Fui uno de esos niños del descenso. Una tarde de mayo a 200 kilómetros del Calderón mi padre me llevó a un bar, como cada domingo. Un domingo diferente porque mi primo celebraba su primera comunión, evento de magnitud que no alteró ni un ápice los planes de aquellos que miraban el reloj para que empezara el partido. Esa tarde, lloré por primera vez por fútbol. El Atleti desfilaba a los infiernos futbolísticos.
Fueron días, semanas, meses y años de sorna, desprecio y humillación de decenas de niños y jóvenes que me veían con la camiseta del escudo del Atleti bordado en el pecho. Escudo que ha sido ultrajado por parte de unos dueños que poco les importa el sentimiento de decenas de miles de personas que se agolpaban en los aledaños del extinto Vicente Calderón. Hoy lo seguimos haciendo en una suerte de estadio de corta y pega plagado de camionetas que venden salchichas y burritos.
A veces, o no tan a veces, se nos recuerda lo que deberíamos ser y lo que no deberíamos hacer
No vengo a descubrir lo que se presupone ser del Atleti. Se ha hablado, se ha escrito y se ha documentado durante toda su historia. Del orgullo de identidad o de los valores que nos representan. A veces, o no tan a veces, se nos recuerda lo que deberíamos ser y lo que no deberíamos hacer. Siempre suelen ser los mismos, blanco y en botella.
Crecí orgullosamente acudiendo al bar con mi papá de la mano, que diría Sabina, para disfrutar de Atleti-Universidad Las Palmas, Jaén-Atleti o Atleti-Nástic.
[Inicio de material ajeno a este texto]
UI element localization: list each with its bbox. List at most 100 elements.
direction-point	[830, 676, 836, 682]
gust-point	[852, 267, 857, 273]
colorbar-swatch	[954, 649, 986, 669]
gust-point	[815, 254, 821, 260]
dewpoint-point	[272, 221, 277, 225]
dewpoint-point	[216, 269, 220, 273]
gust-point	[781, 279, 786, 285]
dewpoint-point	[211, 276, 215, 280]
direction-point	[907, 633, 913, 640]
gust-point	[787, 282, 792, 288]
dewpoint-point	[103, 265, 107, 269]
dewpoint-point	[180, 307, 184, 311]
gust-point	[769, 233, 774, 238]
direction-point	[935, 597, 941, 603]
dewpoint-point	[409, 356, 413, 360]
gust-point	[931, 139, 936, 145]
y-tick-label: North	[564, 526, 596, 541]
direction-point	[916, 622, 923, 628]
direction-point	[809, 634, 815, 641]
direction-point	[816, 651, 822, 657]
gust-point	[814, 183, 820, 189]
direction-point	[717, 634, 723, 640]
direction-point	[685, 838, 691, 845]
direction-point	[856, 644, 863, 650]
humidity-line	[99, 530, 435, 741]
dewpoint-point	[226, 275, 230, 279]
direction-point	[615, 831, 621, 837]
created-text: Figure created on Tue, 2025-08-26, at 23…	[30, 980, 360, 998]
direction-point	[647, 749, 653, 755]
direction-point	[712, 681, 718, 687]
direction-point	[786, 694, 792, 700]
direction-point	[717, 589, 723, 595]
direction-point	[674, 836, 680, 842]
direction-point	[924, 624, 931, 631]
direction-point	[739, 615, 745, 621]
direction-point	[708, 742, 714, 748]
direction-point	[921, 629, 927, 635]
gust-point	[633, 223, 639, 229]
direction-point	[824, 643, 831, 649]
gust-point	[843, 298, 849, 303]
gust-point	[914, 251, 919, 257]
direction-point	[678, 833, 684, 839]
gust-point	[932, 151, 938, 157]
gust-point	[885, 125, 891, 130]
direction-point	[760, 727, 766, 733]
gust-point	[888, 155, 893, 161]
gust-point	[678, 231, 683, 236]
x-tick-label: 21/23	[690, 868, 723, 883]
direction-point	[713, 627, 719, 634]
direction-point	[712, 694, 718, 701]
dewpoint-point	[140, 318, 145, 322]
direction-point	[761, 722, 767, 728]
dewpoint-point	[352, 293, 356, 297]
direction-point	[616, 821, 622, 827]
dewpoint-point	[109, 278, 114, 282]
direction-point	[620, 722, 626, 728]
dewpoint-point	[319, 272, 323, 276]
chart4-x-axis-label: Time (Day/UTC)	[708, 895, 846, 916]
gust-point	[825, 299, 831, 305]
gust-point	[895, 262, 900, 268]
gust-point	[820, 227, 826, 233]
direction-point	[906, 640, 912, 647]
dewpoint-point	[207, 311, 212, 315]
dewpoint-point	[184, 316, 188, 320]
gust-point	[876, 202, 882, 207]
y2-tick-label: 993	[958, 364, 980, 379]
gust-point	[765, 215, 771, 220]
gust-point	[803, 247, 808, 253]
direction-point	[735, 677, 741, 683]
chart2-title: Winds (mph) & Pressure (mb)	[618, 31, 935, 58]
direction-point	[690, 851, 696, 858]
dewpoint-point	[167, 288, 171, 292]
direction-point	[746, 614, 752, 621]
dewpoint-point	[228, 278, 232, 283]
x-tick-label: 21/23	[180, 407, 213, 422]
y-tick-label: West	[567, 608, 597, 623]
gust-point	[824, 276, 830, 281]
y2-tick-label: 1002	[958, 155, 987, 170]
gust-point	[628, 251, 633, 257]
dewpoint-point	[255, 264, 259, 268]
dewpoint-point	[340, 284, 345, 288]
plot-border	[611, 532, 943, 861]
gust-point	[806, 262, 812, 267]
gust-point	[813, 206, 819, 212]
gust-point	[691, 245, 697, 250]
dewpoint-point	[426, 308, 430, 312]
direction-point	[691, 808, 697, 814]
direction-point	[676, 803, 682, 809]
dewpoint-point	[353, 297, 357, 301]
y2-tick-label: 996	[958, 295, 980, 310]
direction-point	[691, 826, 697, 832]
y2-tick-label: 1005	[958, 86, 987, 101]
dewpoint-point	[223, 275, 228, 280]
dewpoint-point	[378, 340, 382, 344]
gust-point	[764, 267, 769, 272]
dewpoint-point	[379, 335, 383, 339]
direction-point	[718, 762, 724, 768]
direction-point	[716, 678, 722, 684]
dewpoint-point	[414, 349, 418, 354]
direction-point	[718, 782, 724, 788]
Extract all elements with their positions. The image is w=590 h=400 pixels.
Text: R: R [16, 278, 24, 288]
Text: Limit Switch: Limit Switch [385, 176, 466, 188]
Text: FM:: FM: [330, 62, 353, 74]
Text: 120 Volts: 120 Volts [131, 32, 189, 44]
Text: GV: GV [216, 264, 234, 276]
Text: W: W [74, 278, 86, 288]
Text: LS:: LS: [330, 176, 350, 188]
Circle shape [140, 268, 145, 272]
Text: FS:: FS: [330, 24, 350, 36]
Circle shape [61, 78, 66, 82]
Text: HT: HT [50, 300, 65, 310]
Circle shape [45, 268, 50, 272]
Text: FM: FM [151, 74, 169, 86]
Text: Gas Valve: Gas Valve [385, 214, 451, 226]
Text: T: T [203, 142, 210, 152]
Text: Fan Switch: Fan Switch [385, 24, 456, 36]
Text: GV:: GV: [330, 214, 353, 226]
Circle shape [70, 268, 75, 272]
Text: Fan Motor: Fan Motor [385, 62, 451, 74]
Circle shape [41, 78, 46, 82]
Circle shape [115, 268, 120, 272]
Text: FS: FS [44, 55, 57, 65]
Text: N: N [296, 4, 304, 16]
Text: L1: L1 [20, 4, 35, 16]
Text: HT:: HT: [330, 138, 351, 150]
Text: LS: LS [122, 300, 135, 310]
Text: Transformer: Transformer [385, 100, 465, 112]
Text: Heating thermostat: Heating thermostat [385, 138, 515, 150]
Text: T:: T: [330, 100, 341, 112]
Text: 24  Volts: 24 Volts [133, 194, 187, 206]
Ese partido nos iba a devolver a la gloria, pero nuestro equipo prefirió volver a la Primera División por la vía más difícil y se tuvo que celebrar el regreso en diferido.
Eran los peores años de la historia de un club que rozaba el centenario, pero apuesto que los más felices para nosotros. Sin camisetas que parecen pijamas, sin logos, sin departamentos de marketing y sin tener que pagar 80 euros por ver a tu equipo. 100 años antes unos jóvenes vascos del Athletic Club crearon una sociedad deportiva sin saber que serían padres de la mayor irracionalidad del fútbol español. Creadores de un club que abrazó al mayor Sabio de la historia de este deporte y que amamantó a un niño que se convirtió en leyenda tras vivir su juventud fuera de su casa.
Fui uno de esos niños del descenso. Vagamos por Segunda y subimos. Vagamos por Primera y volvimos a sentirnos importantes por jugar la Intertoto. Vagamos por Europa y volvimos a sentirnos importantes para jugar esa maldita competición que nos pone un nudo en el estómago y que nos ha patrocinado nuestras peores noches junto a la almohada.
Ahora no vagamos, como tampoco lo hacíamos en los 50, en los 60 y en los 70. Ahora miramos a los ojos a los de arriba, a los del poder establecido. A esos que se mandan mensajes a través de redes sociales y ruedas de prensa quien de los dos ha sido más beneficiado por el honorable estamento arbitral. Lo hacemos porque hace poco más de una década llegó un argentino al banquillo que quedó enamorado del Atleti en su etapa de futbolista.
Con él volvieron los paseos a Neptuno y las noches de coraje y corazón. También hubo momentos de ira contra él. Ahora, como cada final de temporada, se esconden entre el cemento de nuestra nueva casa, que cambia de nombre para que podamos seguir creciendo económicamente. O eso dicen los que mandan.
Porque tenemos nuestra casa, pero no es nuestro hogar. Nuestro hogar se derrumbó por unos cuantos millones de euros y unos terrenos en la M-40. Ahora, desde Pirámides, ya no se ve una de las mejores vistas de Madrid. En su lugar hay una decena de pisos que enterraron los mejores recuerdos de nuestros abuelos, de nuestros padres y de todos los niños del descenso.
Y así nos encontramos soplando 120 velas. Ojalá tengamos 120 más con un Atleti de sus socios, con la vuelta de parte de la identidad perdida por la decisión de algún tipo que no conoce ni conocerá de qué va esto del amor a unos colores. Pero mientras, celebremos en rojo y blanco.